THE Insurance and Pensions Commission (IPEC) has halted the dissolution of pension funds pending the conclusion of pre-2009 compensations to members who lost value when the country switched currencies.

The Justice George Smith-led Commission of Inquiry constituted in 2015 discovered that some policyholders and pension scheme members were prejudiced by the conversion process during dollarisation and recommended that they be compensated.

The commission blamed the value erosion largely on poor regulatory enforcement and the demonetisation process for the local currency.

According to the IPEC Pensions Report for the quarter to March 31, 2024, 372 funds were earmarked for dissolution this year, with 15 of them dissolved during the period under review.

“Meanwhile, the commission has put the dissolutions on hold pending the conclusion of the pre-2009 compensation to ensure fairness among members,” reads the report.
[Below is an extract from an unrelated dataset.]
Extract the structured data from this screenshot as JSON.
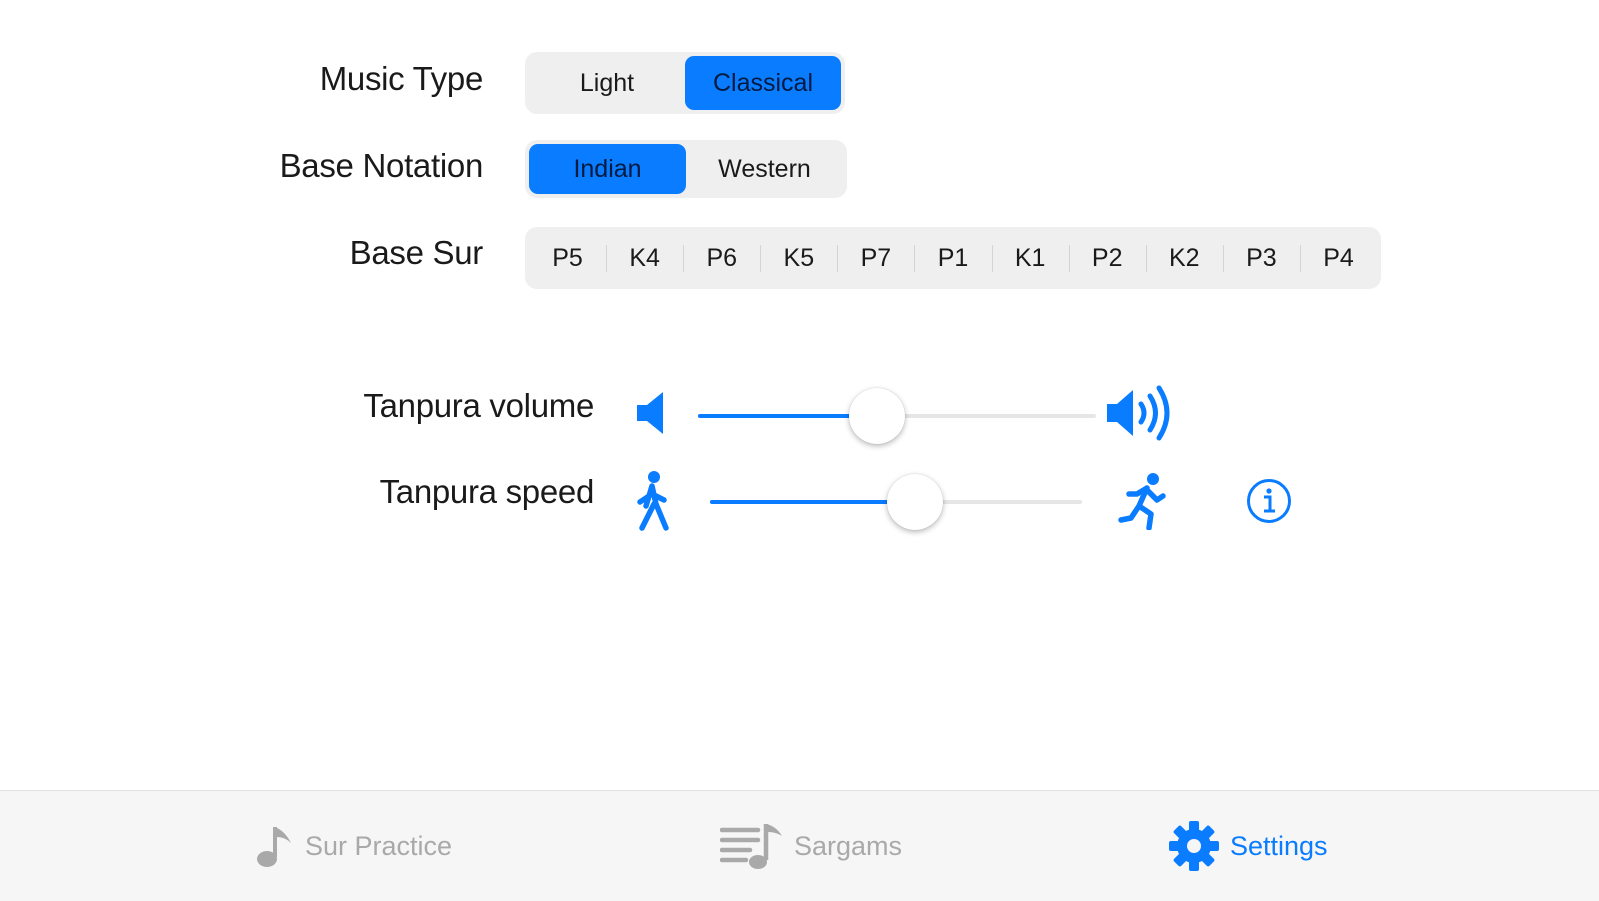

Compensation is one of the initiatives by the Government aimed at restoring confidence within the pensions and financial services sectors.

As a result, the Government set aside US$175 million towards that effort and pension funds were asked to come up with their frameworks and payment plans.

The Pensions and Provident Funds (Compensation for Loss of Pre-2009 Value of Pension Benefits) Regulations, 2023, were gazetted on September 29, 2023, through Statutory Instrument (SI) 162 of 2023.

According to IPEC’s pensions report, there were 966 registered occupational pension funds as of March 31, 2024, compared to 978 in 2023, during the same period, with the decline mainly attributed to 15 dissolutions that were finalised during the year.

But during the period under review, there were eight transfers and six new funds that were registered.

“Of the 966 funds, 481 were active, accounting for 49,79 percent of the industry’s funds. The remaining 485 funds were inactive as they were either paid up or earmarked for dissolution,” reads the report.

IPEC noted that, of the total funds, 40 were defined as benefit schemes, while the remainder were defined as contribution schemes.

Only 14 of the 966 registered funds conduct in-house fund administration, and the remainder, which are insured (800) and self-administered funds (152), outsource the services from fund administrators.

Speaking on the sidelines of the International Organisation of Pension Supervisors Global Forum hosted by IPEC in December last year in Victoria Falls, Finance, Economic Development and Investment Promotion Deputy Minister Kudakwashe Mnangagwa said compensation for the 2009 loss of pension values will go a long way in restoring confidence in pensions.

He said the Government should also take a leading role in ensuring that people have confidence in pension plans.

IPEC has only approved the Mimosa Pension Fund’s pre-2009 compensation scheme, after it complied with all the requirements of SI 162 of 2023 (pre-2009 pension compensation regulations).

In a statement, IPEC said the approval paved the way for the fund to commence the compensation exercise.

“Once a compensation scheme is approved, the pension fund will directly communicate with eligible members regarding the payment modalities,” IPEC said.

However, the regulator said it was working closely with other funds that are close to complying with the requirements of the compensation regulations.

This is aimed at facilitating their compliance so that their compensation schemes can also be approved.

“The commission is in the process of instituting criminal proceedings against non-compliant entities, in line with Statutory Instrument 162 of 2023,” reads part of the statement.

In February this year, IPEC flagged insufficient disclosures in 2009 compensation actuarial reports. It said it had noted inadequate disclosures in actuarial reports submitted as part of the 2009 compensation schemes.

The inadequate disclosures, according to IPEC, were inhibiting the commission from making an informed decision on the compensation schemes.

Meanwhile, according to the pension report, the industry has remained resilient, safe and sound despite challenges relating to the operating environment, particularly inflation and exchange rate distortions.

IPEC said more needed to be done on product reforms and the introduction of new products that meet customer expectations as a way of reviving the long-term savings industry.

“The commission remains committed to working with industry players and the Government to ensure an inclusive, stable, sustainable, and growing industry,” reads the IPEC pensions report.

In United States dollar terms, the industry’s total assets decreased from US$2,1 billion to US$1,66 billion during the period under review, mainly due to exchange rate distortion.

The IPEC report said the assets were concentrated in investment properties and quoted equities. These constituted a combined position of 72 percent of the industry’s total asset portfolio.

Investment property constituted 41 percent of total assets, compared to 47 percent for the prior year.

“The decrease in the share of investment property is largely on account of investment in other asset classes,” IPEC said.

It further said pension funds are encouraged to invest in such value-preserving instruments, which can facilitate person-to-person and person-to-business transactions.

It said the gold-backed investments are regarded as a stable and secure option for Zimbabwe.